Estacionamos nuestro vehículo en Alòs de Balaguer, históricamente
conocido como Alòs de Marquessat. Partimos en dirección O por la
carretera LV-9137, situada en la margen derecha del
río Segre. En apenas 400 metros encontramos un puente que cruza el
río y por el que prosigue la carretera. Nosotros seguimos por la orilla
derecha, transitando una cómoda pista de tierra conocida como
camino del Solà. En el km 1,3 de la excursión pasamos por la
agradable zona de picnic de la Font de la Espadella (281 m), donde
encontraremos una fuente, bancos, mesas y un curioso
foc de rotlle cubierto.
El foc de rotlle en la zona de picnic de la Font de
la Espadella
A unos 2 km del inicio de la excursión, encontramos a nuestra derecha un
marcado sendero ascendente que nos conduce hasta el yacimiento de la
cova del Parco (380 m). La cueva no es visitable, debido a labores
arqueológicas, pero el lugar nos ofrece la primera vista panorámica de la
jornada. Además podemos divisar un sector de preciosos riscos rojizos
conocido como Les Roques Prenyades. En la cueva se han encontrado
objetos de gran valor, únicos en Europa. Destacando una tenaza de la edad
de bronce y diferentes agujas de hueso, además de otros utensilios. Tras
esta breve visita regresamos de nuevo a la pista.
Vistas sobre la sierra Carbonera desde la cueva del Parco
Proseguimos aguas abajo hasta la entrada del
estrecho de Mu (279 m), donde se acaba la pista y comienza un
camino. A los pocos metros encontramos un conjunto de pasarelas de
hierro colgando en la roca y sobre las aguas del Segre.

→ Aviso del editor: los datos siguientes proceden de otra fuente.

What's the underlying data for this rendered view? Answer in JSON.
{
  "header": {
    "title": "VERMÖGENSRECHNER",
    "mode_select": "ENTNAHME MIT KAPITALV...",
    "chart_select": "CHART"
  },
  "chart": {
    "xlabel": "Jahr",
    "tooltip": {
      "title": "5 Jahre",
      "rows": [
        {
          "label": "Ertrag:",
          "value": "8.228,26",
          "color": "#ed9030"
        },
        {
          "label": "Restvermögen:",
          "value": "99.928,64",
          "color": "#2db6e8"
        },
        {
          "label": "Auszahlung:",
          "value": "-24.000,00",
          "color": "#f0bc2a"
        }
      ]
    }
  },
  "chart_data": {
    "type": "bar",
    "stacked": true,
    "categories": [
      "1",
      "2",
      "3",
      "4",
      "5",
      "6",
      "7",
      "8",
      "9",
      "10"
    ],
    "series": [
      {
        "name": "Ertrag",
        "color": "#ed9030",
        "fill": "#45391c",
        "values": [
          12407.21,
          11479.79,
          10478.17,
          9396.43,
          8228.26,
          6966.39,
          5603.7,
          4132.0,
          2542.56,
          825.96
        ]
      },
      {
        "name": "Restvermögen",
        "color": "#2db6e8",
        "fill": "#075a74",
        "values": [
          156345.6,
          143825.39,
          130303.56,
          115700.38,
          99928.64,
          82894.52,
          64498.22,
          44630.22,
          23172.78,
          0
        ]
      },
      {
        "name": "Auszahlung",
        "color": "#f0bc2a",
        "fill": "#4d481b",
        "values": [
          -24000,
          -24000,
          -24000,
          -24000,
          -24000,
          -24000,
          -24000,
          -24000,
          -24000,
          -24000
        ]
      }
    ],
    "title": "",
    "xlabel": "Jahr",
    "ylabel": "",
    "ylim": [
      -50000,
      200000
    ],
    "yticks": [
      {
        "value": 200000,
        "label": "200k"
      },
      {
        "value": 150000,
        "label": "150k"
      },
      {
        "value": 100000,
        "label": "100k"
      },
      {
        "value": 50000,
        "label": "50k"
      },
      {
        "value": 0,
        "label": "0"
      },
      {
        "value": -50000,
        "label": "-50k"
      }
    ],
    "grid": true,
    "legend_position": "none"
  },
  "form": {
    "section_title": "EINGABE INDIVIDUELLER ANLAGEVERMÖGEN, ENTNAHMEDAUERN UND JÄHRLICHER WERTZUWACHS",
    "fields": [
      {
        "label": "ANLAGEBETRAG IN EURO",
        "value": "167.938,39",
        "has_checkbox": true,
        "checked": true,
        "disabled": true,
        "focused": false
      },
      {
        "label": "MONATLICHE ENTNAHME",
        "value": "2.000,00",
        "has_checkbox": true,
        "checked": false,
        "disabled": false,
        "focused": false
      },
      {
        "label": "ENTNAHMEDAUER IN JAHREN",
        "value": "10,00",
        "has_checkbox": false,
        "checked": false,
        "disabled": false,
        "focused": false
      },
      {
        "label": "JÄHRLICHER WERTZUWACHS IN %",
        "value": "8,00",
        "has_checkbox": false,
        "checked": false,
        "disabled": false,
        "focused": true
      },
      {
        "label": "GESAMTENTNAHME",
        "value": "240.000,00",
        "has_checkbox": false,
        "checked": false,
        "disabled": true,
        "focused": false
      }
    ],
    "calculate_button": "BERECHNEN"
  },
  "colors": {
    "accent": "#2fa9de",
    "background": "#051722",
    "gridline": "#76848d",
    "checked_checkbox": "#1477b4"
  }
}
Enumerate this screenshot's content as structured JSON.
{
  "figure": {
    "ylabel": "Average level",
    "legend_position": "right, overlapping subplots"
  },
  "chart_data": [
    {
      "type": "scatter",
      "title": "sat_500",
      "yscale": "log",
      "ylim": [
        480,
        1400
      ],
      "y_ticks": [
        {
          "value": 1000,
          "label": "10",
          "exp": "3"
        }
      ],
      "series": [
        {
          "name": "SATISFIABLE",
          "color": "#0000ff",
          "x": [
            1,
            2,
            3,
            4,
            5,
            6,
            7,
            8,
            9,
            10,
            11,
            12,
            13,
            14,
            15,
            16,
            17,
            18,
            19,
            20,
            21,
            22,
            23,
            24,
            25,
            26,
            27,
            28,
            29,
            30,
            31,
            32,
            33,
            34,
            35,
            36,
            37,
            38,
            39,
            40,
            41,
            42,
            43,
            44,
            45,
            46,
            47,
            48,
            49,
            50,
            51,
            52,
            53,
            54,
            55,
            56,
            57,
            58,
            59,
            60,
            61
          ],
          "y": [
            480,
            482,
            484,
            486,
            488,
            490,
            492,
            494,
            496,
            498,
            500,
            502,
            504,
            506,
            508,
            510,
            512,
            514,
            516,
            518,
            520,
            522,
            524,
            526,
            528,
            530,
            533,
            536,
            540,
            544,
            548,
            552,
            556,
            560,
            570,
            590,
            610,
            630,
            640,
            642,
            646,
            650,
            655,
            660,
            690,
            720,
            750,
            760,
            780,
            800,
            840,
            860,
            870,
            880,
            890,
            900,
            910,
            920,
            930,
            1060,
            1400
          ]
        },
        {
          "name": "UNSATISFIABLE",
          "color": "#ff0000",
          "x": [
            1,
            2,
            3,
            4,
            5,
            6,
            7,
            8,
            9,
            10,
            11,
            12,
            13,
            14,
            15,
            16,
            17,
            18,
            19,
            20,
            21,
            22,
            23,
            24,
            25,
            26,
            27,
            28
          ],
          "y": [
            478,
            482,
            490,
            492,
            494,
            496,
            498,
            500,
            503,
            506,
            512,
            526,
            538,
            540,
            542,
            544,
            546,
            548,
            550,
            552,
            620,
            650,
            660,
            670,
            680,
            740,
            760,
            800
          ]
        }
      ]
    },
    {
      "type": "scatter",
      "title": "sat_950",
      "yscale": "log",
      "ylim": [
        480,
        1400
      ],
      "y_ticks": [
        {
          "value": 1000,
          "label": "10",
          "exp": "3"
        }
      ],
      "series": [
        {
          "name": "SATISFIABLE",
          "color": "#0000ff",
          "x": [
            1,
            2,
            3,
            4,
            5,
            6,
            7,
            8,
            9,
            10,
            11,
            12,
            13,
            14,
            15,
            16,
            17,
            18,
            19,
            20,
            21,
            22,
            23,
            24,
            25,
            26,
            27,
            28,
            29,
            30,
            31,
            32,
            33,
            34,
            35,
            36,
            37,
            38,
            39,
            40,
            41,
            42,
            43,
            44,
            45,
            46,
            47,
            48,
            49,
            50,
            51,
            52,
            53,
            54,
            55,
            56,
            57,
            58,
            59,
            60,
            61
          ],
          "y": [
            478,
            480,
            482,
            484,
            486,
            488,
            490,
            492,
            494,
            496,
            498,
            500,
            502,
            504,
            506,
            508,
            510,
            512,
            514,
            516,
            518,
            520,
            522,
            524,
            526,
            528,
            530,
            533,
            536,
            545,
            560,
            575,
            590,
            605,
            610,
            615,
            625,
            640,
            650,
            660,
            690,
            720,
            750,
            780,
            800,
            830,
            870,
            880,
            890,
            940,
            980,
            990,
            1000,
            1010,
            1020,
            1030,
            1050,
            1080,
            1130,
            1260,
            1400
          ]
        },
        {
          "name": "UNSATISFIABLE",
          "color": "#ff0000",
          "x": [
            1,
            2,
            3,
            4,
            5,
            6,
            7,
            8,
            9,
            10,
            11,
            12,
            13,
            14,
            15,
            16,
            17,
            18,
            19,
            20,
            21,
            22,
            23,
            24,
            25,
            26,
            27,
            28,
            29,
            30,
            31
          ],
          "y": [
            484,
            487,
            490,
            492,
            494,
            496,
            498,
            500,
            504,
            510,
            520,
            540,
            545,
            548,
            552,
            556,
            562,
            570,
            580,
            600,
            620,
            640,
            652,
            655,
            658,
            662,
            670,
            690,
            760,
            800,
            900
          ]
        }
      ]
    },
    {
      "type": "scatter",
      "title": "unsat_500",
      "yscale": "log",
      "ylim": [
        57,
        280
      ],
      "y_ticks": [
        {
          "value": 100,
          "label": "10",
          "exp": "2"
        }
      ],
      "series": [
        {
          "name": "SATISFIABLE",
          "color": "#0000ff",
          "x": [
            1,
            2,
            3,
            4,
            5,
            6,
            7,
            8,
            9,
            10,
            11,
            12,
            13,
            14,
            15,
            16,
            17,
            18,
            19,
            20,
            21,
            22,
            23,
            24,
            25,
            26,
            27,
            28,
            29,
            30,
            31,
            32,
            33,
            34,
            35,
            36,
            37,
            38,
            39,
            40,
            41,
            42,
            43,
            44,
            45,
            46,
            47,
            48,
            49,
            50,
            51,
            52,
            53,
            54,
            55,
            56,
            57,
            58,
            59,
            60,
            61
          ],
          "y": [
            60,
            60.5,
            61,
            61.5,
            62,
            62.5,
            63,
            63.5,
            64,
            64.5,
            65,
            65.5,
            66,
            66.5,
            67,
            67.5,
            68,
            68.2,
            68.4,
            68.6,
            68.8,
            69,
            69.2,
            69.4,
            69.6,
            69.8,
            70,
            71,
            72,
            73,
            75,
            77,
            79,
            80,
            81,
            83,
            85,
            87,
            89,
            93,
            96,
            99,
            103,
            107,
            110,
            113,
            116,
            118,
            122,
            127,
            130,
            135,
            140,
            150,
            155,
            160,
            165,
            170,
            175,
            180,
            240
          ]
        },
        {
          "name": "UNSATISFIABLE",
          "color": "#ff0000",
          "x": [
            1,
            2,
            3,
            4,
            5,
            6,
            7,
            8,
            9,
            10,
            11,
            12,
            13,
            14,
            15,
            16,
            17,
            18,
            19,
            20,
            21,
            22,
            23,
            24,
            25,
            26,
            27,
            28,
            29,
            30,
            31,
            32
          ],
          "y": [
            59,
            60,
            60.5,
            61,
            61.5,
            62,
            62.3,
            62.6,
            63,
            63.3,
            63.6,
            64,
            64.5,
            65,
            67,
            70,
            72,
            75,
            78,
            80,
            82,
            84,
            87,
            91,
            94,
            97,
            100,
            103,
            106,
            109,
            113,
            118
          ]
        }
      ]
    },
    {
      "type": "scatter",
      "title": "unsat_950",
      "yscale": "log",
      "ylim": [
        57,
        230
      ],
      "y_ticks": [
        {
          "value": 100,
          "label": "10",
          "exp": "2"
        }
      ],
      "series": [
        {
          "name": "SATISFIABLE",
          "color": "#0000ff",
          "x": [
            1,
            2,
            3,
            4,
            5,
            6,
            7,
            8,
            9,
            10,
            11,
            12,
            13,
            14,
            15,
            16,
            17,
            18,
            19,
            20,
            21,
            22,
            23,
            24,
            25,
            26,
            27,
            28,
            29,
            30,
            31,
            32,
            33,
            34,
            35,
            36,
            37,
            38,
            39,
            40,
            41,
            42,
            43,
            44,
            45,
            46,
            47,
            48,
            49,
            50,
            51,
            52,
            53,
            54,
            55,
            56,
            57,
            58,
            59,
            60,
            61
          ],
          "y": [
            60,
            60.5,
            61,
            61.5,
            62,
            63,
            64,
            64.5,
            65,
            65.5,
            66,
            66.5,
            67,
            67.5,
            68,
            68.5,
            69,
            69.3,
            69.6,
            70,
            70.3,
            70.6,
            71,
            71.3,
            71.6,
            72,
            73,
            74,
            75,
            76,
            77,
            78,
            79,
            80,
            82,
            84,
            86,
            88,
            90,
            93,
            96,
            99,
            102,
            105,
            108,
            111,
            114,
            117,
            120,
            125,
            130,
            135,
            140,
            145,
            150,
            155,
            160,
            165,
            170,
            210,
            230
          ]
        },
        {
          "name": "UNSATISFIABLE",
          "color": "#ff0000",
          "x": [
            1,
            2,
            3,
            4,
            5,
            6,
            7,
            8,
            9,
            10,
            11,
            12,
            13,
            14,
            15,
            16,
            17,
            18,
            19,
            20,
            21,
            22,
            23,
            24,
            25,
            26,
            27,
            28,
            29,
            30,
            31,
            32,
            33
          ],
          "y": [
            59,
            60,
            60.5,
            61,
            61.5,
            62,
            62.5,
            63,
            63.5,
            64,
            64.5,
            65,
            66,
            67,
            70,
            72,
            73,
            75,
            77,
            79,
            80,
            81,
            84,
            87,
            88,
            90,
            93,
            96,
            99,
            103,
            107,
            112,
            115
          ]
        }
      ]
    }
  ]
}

Posteriormente el sendero va ganando altura, ofreciéndonos una
impresionante vista del lugar con la sierra de Mont-roig como telón de fondo.
Estret de Mu
La densa niebla cubre la cuenca del río Segre
Los riscos de la sierra Carbonera
La sierra Carbonera surca el mar de niebla
La luna destaca sobre Lo Palomar
A la altura del barranco del Palomar encontramos la bifurcación a
la presa de Camarasa. Por la cual iniciamos nuestro descenso a
través de un serpenteante sendero que nos guía de nuevo hasta el cauce del
río Segre. Punto donde se sitúa un puente colgante de madera (269
m) que nos conduce a la margen izquierda del río. Poco antes de llegar a
la confluencia del Segre y la Noguera Pallaresa (266 m)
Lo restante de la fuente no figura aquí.